We are pleased to announce the launch of the new Centre of Excellence in Environmental Data Science (CEEDS) seminar series! This seminar series aims to enable staff across Lancaster University and the UK Centre for Ecology & Hydrology to engage with our activities; providing an opportunity to learn more about our themes, to encourage greater interest across both organisations, and ultimately to spark new and exciting collaborations within the CEEDS space! During the summer term, we will kick off this series with 3 seminars.
20 May 2020, 2:00-3:30pm
Visions of a Data Driven Environmental Science
In this seminar, we ask four experts in CEEDS to present their visions of a data-driven future, drawing on the different methodological themes we cover; data acquisition, infrastructure, data science methods, and decision-making under uncertainty. The format will be 4 x 10 minute presentations followed by a panel discussion. Each speaker will present their particular vision for the future drawing on examples from their own work. This focus on 'vision' will be an excellent way of launching our seminar series and we look forward to an exciting and stimulating event.

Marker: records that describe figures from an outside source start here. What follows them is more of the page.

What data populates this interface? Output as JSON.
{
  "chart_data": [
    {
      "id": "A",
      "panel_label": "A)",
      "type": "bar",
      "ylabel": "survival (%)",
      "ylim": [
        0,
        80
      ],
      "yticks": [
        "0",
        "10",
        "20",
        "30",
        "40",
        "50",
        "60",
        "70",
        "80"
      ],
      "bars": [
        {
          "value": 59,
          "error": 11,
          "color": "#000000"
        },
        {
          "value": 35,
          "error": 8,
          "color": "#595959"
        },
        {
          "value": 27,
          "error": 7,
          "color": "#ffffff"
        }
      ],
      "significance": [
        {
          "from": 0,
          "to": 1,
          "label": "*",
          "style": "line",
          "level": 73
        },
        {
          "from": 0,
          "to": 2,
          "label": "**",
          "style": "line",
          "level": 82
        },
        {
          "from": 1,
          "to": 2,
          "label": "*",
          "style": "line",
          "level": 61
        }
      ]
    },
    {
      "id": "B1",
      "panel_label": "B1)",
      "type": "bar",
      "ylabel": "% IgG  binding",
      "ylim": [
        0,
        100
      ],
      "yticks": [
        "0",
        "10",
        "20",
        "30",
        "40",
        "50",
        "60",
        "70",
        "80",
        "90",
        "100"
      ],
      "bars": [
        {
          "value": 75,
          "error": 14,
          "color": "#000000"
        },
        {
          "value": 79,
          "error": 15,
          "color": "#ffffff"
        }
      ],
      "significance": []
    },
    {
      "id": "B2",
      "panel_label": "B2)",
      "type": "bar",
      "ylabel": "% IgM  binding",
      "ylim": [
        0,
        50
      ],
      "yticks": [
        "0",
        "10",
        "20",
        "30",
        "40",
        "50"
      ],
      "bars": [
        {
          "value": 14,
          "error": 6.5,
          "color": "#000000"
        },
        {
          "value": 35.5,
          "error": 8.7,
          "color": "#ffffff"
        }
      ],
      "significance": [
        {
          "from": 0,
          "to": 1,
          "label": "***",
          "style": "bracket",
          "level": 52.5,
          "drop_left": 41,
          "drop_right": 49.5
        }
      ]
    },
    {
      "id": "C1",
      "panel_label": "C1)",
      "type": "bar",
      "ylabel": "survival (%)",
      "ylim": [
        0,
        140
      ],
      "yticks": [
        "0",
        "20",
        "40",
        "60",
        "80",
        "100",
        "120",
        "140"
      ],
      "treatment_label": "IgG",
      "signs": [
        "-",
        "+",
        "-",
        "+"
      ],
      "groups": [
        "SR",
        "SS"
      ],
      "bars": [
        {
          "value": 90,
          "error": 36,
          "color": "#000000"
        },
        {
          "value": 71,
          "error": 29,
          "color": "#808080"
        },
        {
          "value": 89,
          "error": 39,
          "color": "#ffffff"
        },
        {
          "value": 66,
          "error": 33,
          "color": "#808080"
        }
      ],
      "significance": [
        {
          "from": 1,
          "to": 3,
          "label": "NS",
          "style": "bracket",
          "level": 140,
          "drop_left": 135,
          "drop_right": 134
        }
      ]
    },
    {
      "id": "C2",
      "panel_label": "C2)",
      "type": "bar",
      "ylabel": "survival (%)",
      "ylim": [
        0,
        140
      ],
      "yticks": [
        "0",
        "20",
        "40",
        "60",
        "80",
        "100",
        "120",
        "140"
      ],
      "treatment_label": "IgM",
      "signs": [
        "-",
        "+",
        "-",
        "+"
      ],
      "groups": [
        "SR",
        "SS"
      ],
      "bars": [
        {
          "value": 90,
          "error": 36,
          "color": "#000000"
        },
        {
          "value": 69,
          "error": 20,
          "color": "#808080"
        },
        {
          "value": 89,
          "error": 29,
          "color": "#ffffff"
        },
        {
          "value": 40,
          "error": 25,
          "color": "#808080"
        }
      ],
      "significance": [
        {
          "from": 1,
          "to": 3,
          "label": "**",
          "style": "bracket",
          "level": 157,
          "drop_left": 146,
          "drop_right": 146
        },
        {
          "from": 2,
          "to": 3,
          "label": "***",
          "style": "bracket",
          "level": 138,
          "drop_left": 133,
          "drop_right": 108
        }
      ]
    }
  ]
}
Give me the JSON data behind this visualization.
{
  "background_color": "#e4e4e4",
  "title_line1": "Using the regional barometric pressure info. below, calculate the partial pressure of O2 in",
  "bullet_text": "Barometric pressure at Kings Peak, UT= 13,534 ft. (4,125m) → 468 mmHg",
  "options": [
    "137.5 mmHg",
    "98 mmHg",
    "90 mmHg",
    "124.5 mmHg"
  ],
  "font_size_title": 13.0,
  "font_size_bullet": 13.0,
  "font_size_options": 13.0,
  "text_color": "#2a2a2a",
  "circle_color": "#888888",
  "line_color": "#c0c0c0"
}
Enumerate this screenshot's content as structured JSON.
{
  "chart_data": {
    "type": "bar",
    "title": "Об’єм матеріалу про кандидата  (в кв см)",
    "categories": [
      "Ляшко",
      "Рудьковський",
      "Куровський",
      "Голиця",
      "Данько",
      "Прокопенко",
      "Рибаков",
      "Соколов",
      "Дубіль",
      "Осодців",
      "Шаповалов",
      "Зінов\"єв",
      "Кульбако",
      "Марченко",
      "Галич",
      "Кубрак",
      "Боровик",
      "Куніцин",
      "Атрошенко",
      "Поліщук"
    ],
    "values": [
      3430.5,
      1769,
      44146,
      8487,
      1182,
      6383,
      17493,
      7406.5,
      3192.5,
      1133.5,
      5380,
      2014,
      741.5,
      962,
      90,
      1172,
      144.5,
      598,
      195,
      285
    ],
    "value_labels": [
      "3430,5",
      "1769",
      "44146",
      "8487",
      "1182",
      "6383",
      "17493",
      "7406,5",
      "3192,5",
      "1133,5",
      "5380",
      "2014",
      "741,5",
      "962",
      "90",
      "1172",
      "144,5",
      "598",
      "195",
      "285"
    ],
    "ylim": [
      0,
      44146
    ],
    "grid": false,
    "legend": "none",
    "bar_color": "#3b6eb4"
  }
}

- Matt Fry: Machine learning for quality control of sensor data.
- Amber Leeson: Data related challenges in glaciology.
- Michael Hollaway: DataLabs: Collaborative platform for environmental data science.
- Bran Knowles: Why Trust matters.
For details of how to join the seminar, please see:
3 June 2020, 2:00-3:30pm
Eleanor Blyth (convenor) will focus on quantifying soil moisture at the national scale. Observations at large (satellite) and small (site-based COSMOS UK) scales combined with large-scale models (1km grid across mainland Britain) will be discussed to better understand this challenge.
17 June 2020, 2:00-3:30pm
Robert Dunford (convenor) will be looking broadly at the topic of model coupling as a means to address interdependencies between different aspects of the environment. To what extent can complicated environmental questions be better assessed by integrating models? What are the advantages, the challenges, and the limits of joined-up modelling?